Closed. This question is opinion-based. It is not currently accepting answers.
Want to improve this question? Update the question so it can be answered with facts and citations by editing this post.
Closed 8 months ago.
Improve this question
There is an interface called Processor, which has two implementations SimpleProcessor and ComplexProcessor.
Now I have a process, which consumes an input, and then using that input decides whether it should use SimpleProcessor or ComplexProcessor.
Current solution : I was thinking to use Abstract Factory, which will generate the instance on the basis of the input.
But the issue is that I don't want new instances. I want to use already instantiated objects. That is, I want to re-use the instances.
That means, Abstract factory is absolutely the wrong pattern to use here, as it is for generating objects on the basis of type.
Another thing, that our team normally does is to create a map from input to the corresponding processor instance. And at runtime, we can use that map to get the correct instance on the basis of input.
This feels like a adhoc solution.
I want this to be extendable : new input types can be mapped to new processor types.
Is there some standard way to solve this?
You can use a variation of the Chain of Responsibility pattern.
It will scale far better than using a Map (or hash table in general).
This variation will support dependency injection and is very easy to extend (without breaking any code or violating the Open-Closed principle).
Opposed to the classic version, handlers do not need to be explicitly chained. The classic version scales very bad.
The pattern uses polymorphism to enable extensibility and is therefore targeting an object oriented language.
The pattern is as follows:
The client API is a container class, that manages a collection of input handlers (for example SimnpleProcessor and ComplexProcessor).
Each handler is only known to the container by a common interface and unknown to the client.
The collection of handlers is passed to the container via the constructor (to enable optional dependency injection).
The container accepts the predicate (input) and passes it on to the anonymous handlers by iterating over the handler collection.
Each handler now decides based on the input if it can handle it (return true) or not (return false).
If a handler returns true (to signal that the input was successfully handled), the container will break further input processing by other handlers (alternatively, use a different criteria e.g., to allow multiple handlers to handle the input).
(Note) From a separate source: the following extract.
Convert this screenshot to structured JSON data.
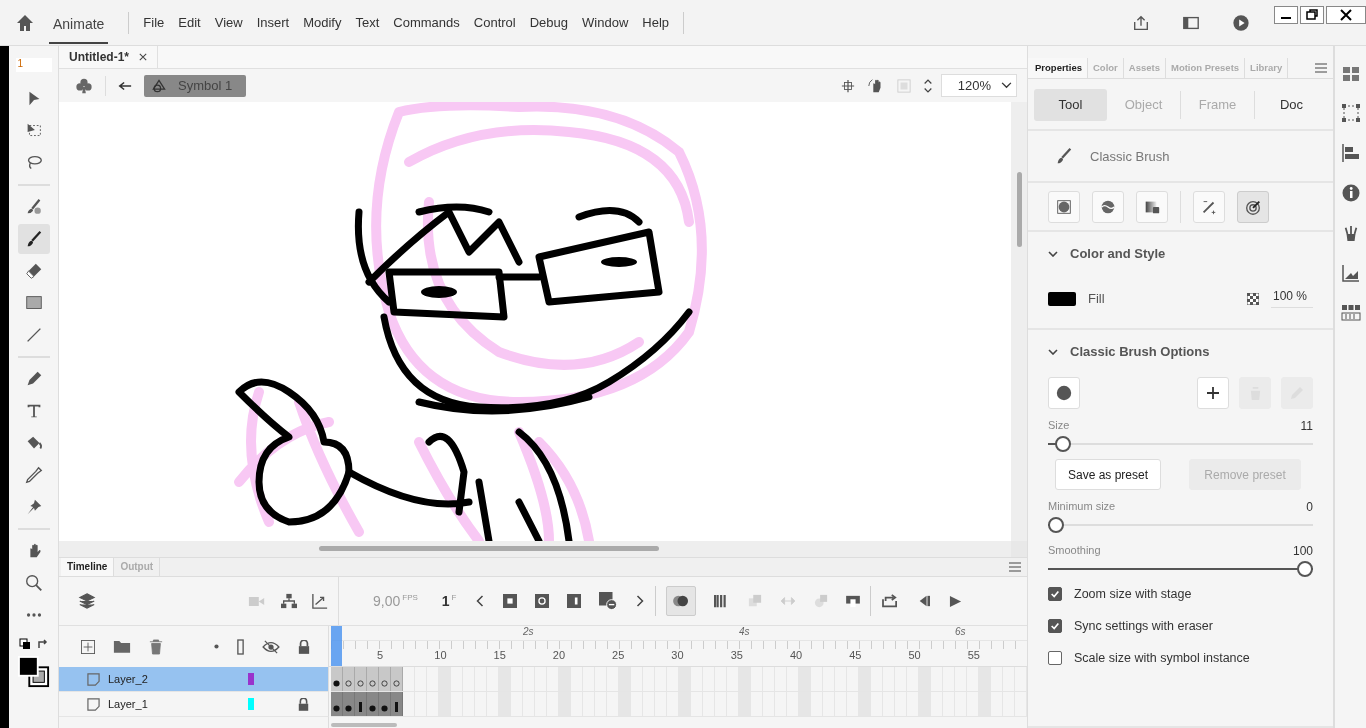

In the following very basic example implementation, the order of handler execution is simply defined by their position in their container (collection).
If this isn't sufficient, you can simply implement a priority algorithm.
Implementation (C#)
Below is the container. It manages the individual handler implementation using polymorphism. Since handler implementation are only known by their common interface, the container scales extremely well: simply add/inject an additional handler implementation.
The container is actually used directly by the client (whereas the handlers are hidden from the client, while anonymous to the container).
interface IInputProcessor
{
void Process(object input);
}
class InputProcessor : IInputProcessor
{
private IEnumerable<IInputHandler> InputHandlers { get; }
// Constructor.
// Optionally use an IoC container to inject the dependency (a collection of input handlers).
public InputProcessor(IEnumerable<IInputHandler> inputHandlers)
{
this.InputHandlers = inputHandlers;
}
// Method to handle the input.
// The input is then delegated to the input handlers.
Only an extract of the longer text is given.